Historically, external or foreign solutions were often not viable in Africa since they were either “imported” or “dictated” to Africans. A major irony of general African history is that many of the theories, policies, and solutions employed across the continent have frequently come from outside the continent. Quite simply, no other region of the world has been so dominated by external ideas and models. It is also important to recall that while the solutions have often been completely externally-derived, western policy has also frequently assumed that African problems were solely the responsibility of Africans, even though, historically, many states were negatively impacted by a variety of harmful external influences or effectively run by western governments, multilateral organizations, multinational companies, and international NGOs.
Additionally, those voices, albeit only a few, seeking to diminish or deny the courageous, forward-looking role and initiative undertaken by Eritreans and Ethiopians within the unfolding historic developments reflect the enduring general notion that the “Third World” has “needs” and “problems” but few choices and no freedom or capability to act. They illustrate a troublingly condescending, paternalistic attitude and perpetuate hegemonic ideas of foreign superiority.
By rejecting the agency and initiative of the local actors, these voices starkly reveal a residual attitude from 19th century racism and colonial times when, as discussed by Edward Said, “the peoples of the empire were a subject race, dominated by the more powerful, the more developed, the more civilized, the higher, who know them and what is good for them, better than they could possibly know themselves.”
It is almost as if they cannot bear to concede that Africans, for whom they have been accustomed to speaking for and directing, are choosing to grab the reins and take complete ownership of their own destinies. Bronwyn Bruton, Director of the Africa Center at the Atlantic Council, may have put it best in commenting, “Honestly – it’s embarrassing.”
Of course, this is not to argue that the support and commitment of the international community and various other partners are not needed. The reality is, in fact, quite the opposite. Their support is valuable and absolutely vital, and they have historically often played a critical role in promoting positive changes.
Moreover, the current developments have received important support from a variety of different actors. However, the broader point is that tangible, sustainable solutions have to involve and be led by local actors.
Simply, if you formulate your own solutions to your problems, you have every reason and incentive to see them work. Furthermore, solutions and approaches that are grounded in local realities and contexts often prove to be far more beneficial than solutions that have been imported from other parts of the world.
Ultimately, in order for sustainable peace to stand any chance, those affected by – and involved in – conflict must own and identify with the responses and solutions to it. To borrow from Ebrahim Ismail Ebrahim, former Deputy Minister of International Relations and Cooperation of South Africa, it is only when African leaders can stand together that, “we, as Africans, indeed become the midwives of our own destiny.”

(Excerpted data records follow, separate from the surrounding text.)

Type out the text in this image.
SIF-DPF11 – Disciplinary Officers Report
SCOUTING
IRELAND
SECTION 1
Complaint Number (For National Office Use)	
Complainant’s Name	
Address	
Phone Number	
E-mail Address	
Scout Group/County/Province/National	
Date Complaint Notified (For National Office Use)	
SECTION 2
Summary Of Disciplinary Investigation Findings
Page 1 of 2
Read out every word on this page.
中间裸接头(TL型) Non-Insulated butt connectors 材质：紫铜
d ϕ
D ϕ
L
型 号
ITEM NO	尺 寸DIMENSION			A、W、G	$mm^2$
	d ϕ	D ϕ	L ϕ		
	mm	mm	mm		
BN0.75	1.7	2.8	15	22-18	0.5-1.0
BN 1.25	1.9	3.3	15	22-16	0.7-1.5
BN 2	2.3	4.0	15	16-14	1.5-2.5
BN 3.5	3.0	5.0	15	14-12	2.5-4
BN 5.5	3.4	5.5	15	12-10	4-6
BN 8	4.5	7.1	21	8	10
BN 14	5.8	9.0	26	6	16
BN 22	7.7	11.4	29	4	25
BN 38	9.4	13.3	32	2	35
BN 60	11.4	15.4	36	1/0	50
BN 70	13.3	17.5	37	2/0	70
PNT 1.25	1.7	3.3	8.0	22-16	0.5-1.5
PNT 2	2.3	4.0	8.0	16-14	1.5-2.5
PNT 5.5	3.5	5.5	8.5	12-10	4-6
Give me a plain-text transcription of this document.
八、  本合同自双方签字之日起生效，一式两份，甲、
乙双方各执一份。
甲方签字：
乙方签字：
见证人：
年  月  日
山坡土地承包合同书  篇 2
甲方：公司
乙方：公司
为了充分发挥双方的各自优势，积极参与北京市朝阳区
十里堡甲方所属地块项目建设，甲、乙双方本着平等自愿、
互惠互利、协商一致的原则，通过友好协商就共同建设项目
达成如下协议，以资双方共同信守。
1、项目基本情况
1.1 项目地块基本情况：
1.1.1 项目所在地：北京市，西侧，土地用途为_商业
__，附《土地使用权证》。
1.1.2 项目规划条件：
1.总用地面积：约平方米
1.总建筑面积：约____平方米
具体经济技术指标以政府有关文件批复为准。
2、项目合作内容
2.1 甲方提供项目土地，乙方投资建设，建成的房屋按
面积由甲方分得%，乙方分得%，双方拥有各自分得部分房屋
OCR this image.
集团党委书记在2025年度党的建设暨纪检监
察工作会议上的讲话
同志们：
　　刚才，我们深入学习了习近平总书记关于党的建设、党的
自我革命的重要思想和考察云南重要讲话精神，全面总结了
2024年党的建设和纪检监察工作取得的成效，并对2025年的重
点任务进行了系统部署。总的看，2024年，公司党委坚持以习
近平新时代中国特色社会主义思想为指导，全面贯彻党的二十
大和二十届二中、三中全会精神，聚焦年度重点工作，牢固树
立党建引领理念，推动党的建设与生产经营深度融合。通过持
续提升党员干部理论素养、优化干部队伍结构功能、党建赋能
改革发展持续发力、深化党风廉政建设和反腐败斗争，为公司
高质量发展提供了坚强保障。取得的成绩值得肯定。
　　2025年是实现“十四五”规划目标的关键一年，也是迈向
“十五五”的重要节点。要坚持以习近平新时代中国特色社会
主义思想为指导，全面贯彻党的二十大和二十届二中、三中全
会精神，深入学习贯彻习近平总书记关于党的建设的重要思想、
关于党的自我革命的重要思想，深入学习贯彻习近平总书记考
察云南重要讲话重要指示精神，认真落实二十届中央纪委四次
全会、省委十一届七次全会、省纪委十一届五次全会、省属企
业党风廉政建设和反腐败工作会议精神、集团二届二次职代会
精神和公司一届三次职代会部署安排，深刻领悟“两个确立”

Finally, as developments toward peace between Ethiopia and Eritrea continue to quickly unfold, it is quite puzzling that regional “experts”, who have long promoted highly flawed, error-ridden, biased, unobjective, and otherwise problematic narratives and analyses (which are so clearly being revealed as abjectly wanting by current developments), now turn to condescendingly pontificating or directing what the next steps for Eritrea and Ethiopia ought to be.
While they are, of course, entitled to their opinion, however flawed or mistaken, this approach appears rather arrogant and presumptuous. Instead, it would be much more appropriate – and they would likely be much better served – if they genuinely considered the perspectives, accounts, views, and aspirations of local actors.